3. I rear-ended a BMW.
Here's the skinny:
1. Izzie was declining in health; she had lost weight and couldn't jump up on the counter and other high-seeing and far-reaching places that the Official Guard Kitty of Knitsburgh would most like to her great advantage survey the estate from. She then began having trouble with her hind legs. On Friday, I found her asleep on the couch and she had peed there and was just lying in it, not a thing most cats would do, being persnikity about the placement of each hair and whisker even when there is no company coming. On Saturday I went to work and when I came home, she stumbled over to the water fountain and toppled face-first in. I had to pick her up and dry her off and cried and then called the vet. I don't know how they understood a word I said. We took her in and the vet gave us three possibilities; thyroid, diabetes or renal failure. We hoped for the first two options as we could treat her but the bloodwork revealed renal failure, end stage. We put Izzie to sleep as nothing could be done at this late stage in her condition.
2. Nature Boy and I had dinner Tuesday night at the estate. We opted for an Italian meal of meatballs and spag. Nature Boy had real homeade meatballs and I had the Whole Foods vegan versian. We ate, and it was delish, with garlic bread piled high. Nature Boy kindly took care of stashing the leftovers and cleaning up cause he's just awesome like that.
The next day, after coming home from work and changing into comfy clothes (it's a wonder anything fits me at all of late), I came down to find a distraught Nature Boy. He says, "I have some disturbing news." I brace myself; someone in the family sick or hurt? He's leaving me because he can't stand the irrational fine-one-minute-crying-the-next-nature of my being of late? He says, "I think you took my spaghetti for lunch." My stomach lurches, I feel disgusting, I ate the body of a mushed up dead cow and it's in my belly! And my baby isn't vegan now! And that was hours ago so I can't barf it up cause it's surely in my intestinal tract! Oh the horror!!!! Then the rationalizing; at least it was meatballs which have other things in them besides meat, like breadcrumbs and cheese and ....EW!!! I ate cheese too!!! YUCK!!! We did somehow end up laughing about it later, what else could really be done?

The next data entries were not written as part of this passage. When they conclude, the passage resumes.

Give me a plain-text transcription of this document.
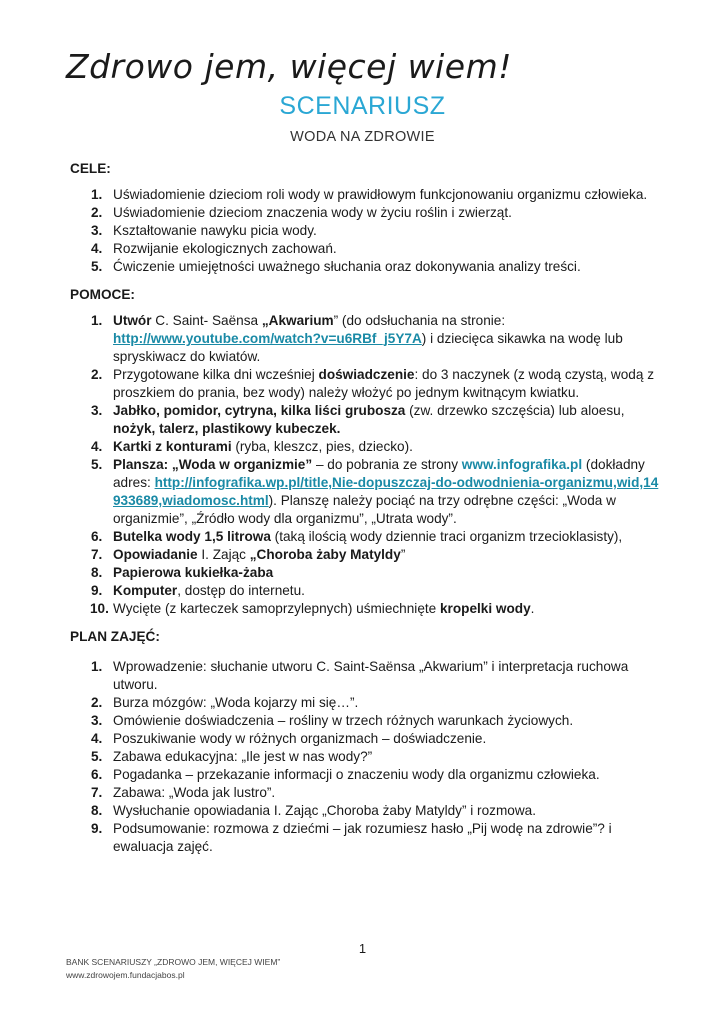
Zdrowo jem, więcej wiem!
SCENARIUSZ
WODA NA ZDROWIE
CELE:
1. Uświadomienie dzieciom roli wody w prawidłowym funkcjonowaniu organizmu człowieka.
2. Uświadomienie dzieciom znaczenia wody w życiu roślin i zwierząt.
3. Kształtowanie nawyku picia wody.
4. Rozwijanie ekologicznych zachowań.
5. Ćwiczenie umiejętności uważnego słuchania oraz dokonywania analizy treści.
POMOCE:
1. Utwór C. Saint- Saënsa „Akwarium” (do odsłuchania na stronie: http://www.youtube.com/watch?v=u6RBf_j5Y7A) i dziecięca sikawka na wodę lub spryskiwacz do kwiatów.
2. Przygotowane kilka dni wcześniej doświadczenie: do 3 naczynek (z wodą czystą, wodą z proszkiem do prania, bez wody) należy włożyć po jednym kwitnącym kwiatku.
3. Jabłko, pomidor, cytryna, kilka liści grubosza (zw. drzewko szczęścia) lub aloesu, nożyk, talerz, plastikowy kubeczek.
4. Kartki z konturami (ryba, kleszcz, pies, dziecko).
5. Plansza: „Woda w organizmie” – do pobrania ze strony www.infografika.pl (dokładny adres: http://infografika.wp.pl/title,Nie-dopuszczaj-do-odwodnienia-organizmu,wid,14933689,wiadomosc.html). Planszę należy pociąć na trzy odrębne części: „Woda w organizmie”, „Źródło wody dla organizmu”, „Utrata wody”.
6. Butelka wody 1,5 litrowa (taką ilością wody dziennie traci organizm trzecioklasisty),
7. Opowiadanie I. Zając „Choroba żaby Matyldy”
8. Papierowa kukiełka-żaba
9. Komputer, dostęp do internetu.
10. Wycięte (z karteczek samoprzylepnych) uśmiechnięte kropelki wody.
PLAN ZAJĘĆ:
1. Wprowadzenie: słuchanie utworu C. Saint-Saënsa „Akwarium” i interpretacja ruchowa utworu.
2. Burza mózgów: „Woda kojarzy mi się…”.
3. Omówienie doświadczenia – rośliny w trzech różnych warunkach życiowych.
4. Poszukiwanie wody w różnych organizmach – doświadczenie.
5. Zabawa edukacyjna: „Ile jest w nas wody?”
6. Pogadanka – przekazanie informacji o znaczeniu wody dla organizmu człowieka.
7. Zabawa: „Woda jak lustro”.
8. Wysłuchanie opowiadania I. Zając „Choroba żaby Matyldy” i rozmowa.
9. Podsumowanie: rozmowa z dziećmi – jak rozumiesz hasło „Pij wodę na zdrowie”? i ewaluacja zajęć.
1
BANK SCENARIUSZY „ZDROWO JEM, WIĘCEJ WIEM”
www.zdrowojem.fundacjabos.pl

3. Traveling home from work on Friday, chatting away on my cell phone no less, I hit a beemer. That's not the worst; on Saturday I gave my driver's license to the vet staff and then realized it expired the day after my birthday this year. So I hit a beemer and am not a legal driver. I pull over behind it, tears already welling up. I see the driver, a man, get out to survey the damage. Which I'm sure will be extensive. And I don't have a license that is not expired. And I was talking on my cell phone too which must surely be another charge. I get out of my car and the man comes up to me and I wince, getting ready for him to begin screaming at me. He says, "There's no damage, I think we're good." I offer my insurance info and he declines!!! I then burst into tears and he asks if I'm ok; I tell him I'm fine, just pregnant and crazy and he drives off.

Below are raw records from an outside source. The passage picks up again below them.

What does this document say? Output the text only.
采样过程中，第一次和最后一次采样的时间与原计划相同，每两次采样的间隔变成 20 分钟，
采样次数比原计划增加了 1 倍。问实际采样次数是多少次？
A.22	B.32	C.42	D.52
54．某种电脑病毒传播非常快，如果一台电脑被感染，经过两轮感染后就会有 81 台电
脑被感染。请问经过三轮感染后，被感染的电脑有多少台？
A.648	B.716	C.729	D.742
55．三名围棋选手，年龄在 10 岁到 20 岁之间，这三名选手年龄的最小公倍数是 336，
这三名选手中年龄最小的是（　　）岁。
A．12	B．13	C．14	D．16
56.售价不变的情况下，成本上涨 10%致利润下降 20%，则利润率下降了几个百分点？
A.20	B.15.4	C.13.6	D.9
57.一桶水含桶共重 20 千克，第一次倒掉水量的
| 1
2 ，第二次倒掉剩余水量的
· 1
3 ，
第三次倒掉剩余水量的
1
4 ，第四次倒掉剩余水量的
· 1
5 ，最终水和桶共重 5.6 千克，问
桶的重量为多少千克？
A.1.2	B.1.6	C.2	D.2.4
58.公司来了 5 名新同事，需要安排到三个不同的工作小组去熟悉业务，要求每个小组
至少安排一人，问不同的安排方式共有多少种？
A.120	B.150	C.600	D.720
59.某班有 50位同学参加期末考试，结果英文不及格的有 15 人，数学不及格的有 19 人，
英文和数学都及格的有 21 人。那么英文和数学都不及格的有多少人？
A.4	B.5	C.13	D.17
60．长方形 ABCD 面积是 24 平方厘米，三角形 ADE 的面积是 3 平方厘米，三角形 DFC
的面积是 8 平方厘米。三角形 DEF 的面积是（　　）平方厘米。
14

So this is what I believe I need to do; PAY ATTENTION! Pay attention to cats who drink a lot, lose weight, get weak, pee a clear fluid; these are symptoms of renal failure, not just "old age" and cats as young as 7 can apparently be prone to this situation. If caught early on they can be treated for a time. Pay attention to the food you are grabbing from the fridge, then putting into your body! Pay attention to the world around you and the road and the people and the animals and the trees and the lights. I need to keep my head out of that fuzzy, daydream state it's been relaxing in and rejoin the moment as it is.
I would also like to say this: Whole Foods, I testify to the goodness of your vegan meatballs in that I could not apparently tell I was eating real meat and not your lovely pure non-meat goodness, that's how good you made them. Thanks for making them so good. You are good.
...11.11...Over the Weekend...
4 days ago
1 comments:
Bless your heart!!!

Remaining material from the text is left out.